Possible Duplicate:
Prove that $\int_0^x f^3 \le \left(\int_0^x f\right)^2$
Let $f$ be a differentiable function on $[0,1]$. $f(0)=0$ and $1\ge f'(x)\ge0$. Show that
$\int_0^1f(x)^3dx\le\left(\int_0^1f(x)dx\right)^2$
Possible Duplicate:
Prove that $\int_0^x f^3 \le \left(\int_0^x f\right)^2$
Let $f$ be a differentiable function on $[0,1]$. $f(0)=0$ and $1\ge f'(x)\ge0$. Show that
$\int_0^1f(x)^3dx\le\left(\int_0^1f(x)dx\right)^2$
Set $G(t) = \bigg(\int_0^t f(x) dx\bigg)^2 - \int_0^t f(x)^3 dx.$ Then $G'(t) = 2f(t)\int_0^t f(x) dx - f(t)^3.$ We would like to know that $G'(t) \geq 0$ on $[0,1]$, as this with the fact that $G(0) = 0$ will prove the inequality.
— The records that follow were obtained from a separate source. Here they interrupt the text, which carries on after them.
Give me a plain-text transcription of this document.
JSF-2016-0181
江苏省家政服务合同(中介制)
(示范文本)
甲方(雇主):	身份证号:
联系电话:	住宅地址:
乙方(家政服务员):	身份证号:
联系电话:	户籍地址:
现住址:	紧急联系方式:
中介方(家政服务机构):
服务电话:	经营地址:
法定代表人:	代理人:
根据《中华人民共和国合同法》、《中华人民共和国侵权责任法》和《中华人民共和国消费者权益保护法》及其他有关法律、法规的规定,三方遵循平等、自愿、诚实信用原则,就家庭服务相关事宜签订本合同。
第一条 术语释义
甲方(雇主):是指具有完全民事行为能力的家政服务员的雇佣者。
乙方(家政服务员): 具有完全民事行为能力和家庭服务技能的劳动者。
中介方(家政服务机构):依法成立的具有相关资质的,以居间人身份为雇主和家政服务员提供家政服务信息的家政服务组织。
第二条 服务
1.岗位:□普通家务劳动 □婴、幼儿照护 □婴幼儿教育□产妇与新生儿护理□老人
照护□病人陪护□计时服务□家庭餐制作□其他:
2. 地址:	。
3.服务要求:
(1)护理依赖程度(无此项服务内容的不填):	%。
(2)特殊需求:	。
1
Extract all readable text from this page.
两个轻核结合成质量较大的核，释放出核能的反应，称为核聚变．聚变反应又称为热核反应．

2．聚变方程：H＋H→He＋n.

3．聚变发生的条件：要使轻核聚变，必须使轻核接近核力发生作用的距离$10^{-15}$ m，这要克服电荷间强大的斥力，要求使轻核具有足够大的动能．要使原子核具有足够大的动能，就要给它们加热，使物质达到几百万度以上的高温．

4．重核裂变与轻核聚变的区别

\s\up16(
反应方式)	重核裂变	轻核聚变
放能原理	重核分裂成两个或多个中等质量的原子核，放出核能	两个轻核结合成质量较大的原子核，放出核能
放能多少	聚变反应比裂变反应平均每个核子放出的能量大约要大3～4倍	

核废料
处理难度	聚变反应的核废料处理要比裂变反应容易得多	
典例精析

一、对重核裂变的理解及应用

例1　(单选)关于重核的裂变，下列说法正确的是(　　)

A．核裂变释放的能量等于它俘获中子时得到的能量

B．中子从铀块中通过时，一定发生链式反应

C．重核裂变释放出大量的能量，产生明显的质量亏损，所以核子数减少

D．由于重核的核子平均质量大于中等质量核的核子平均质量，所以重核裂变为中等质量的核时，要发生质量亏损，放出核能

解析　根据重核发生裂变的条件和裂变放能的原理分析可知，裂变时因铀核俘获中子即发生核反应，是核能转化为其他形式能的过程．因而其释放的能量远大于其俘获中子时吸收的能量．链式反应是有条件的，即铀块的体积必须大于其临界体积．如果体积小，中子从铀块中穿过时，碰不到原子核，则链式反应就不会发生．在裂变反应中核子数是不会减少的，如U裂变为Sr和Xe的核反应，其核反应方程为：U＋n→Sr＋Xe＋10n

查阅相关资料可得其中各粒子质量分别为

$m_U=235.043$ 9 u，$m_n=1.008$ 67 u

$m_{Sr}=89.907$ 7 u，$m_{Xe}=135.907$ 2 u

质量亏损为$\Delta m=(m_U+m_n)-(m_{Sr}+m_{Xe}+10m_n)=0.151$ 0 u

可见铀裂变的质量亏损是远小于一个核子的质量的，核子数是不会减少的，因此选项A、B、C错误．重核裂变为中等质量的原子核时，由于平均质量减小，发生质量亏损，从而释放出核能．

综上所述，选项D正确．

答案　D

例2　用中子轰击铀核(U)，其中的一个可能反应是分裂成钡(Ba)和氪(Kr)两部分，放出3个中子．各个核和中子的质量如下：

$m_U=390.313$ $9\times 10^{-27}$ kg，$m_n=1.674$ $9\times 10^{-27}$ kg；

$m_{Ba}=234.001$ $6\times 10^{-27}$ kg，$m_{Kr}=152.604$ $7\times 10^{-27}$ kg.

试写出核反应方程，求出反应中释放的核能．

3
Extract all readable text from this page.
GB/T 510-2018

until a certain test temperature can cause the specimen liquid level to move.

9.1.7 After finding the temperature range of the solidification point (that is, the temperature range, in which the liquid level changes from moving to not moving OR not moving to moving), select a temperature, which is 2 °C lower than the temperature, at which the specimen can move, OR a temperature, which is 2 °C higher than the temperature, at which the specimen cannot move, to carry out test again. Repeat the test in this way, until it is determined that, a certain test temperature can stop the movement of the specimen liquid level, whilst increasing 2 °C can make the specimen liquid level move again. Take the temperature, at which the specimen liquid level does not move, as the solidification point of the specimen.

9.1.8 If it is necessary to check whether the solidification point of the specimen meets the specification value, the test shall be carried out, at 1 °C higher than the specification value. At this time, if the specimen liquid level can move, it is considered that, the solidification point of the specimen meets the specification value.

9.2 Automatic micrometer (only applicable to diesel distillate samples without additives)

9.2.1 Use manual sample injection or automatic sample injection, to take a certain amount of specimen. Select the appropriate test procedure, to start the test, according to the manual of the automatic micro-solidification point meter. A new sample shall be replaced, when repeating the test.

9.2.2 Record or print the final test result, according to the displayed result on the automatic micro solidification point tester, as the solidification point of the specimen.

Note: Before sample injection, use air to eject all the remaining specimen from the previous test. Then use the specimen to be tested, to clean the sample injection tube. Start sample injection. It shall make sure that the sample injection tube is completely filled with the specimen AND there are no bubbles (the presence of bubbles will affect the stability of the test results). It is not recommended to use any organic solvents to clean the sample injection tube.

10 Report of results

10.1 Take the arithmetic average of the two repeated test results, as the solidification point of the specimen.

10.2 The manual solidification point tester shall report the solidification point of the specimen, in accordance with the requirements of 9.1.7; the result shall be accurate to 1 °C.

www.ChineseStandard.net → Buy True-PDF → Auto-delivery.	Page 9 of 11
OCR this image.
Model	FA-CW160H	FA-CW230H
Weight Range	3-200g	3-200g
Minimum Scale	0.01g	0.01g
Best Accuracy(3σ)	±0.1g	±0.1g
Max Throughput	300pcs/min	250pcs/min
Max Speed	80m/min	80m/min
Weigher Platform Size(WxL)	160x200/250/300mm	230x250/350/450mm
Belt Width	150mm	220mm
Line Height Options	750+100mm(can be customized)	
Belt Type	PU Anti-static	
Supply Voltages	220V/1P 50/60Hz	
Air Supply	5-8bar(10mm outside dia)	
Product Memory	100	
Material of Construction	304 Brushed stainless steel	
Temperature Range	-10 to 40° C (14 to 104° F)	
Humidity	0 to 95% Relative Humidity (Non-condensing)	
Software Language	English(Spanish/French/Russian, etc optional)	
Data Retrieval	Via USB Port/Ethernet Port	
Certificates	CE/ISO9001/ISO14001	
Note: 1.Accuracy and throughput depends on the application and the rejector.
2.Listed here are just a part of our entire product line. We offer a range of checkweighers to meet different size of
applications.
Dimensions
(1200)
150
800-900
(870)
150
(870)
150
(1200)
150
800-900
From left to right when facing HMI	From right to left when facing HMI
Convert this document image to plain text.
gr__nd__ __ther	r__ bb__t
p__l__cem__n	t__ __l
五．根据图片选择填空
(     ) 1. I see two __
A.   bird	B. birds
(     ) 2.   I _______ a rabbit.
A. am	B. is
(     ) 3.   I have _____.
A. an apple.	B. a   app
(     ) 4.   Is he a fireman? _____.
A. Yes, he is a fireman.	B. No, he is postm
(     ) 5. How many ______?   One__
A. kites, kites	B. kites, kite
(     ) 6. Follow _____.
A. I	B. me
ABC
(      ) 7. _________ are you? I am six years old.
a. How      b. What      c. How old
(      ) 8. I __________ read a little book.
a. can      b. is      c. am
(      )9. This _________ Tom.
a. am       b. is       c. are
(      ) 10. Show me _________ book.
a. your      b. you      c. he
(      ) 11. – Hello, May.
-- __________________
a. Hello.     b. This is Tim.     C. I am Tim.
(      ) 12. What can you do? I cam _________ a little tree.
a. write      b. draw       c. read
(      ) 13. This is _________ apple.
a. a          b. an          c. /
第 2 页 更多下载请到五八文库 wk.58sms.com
Now, $f(t)$ is obviously nonnegative from the hypothesis given, so it suffices to show that $H(t) = 2\int_0^t f(x) dx - f(t)^2$ is nonnegative. We differentiate:
$H'(t) = 2f(t) - 2f(t)f'(t) = 2f(t)[1 - f'(t)].$ All of these terms are positive by the hypothesis, so $H'(t) \geq 0$ and $H(0) = 0$ implies $H(t) \geq 0$ for all $t$. Hence the inequality holds.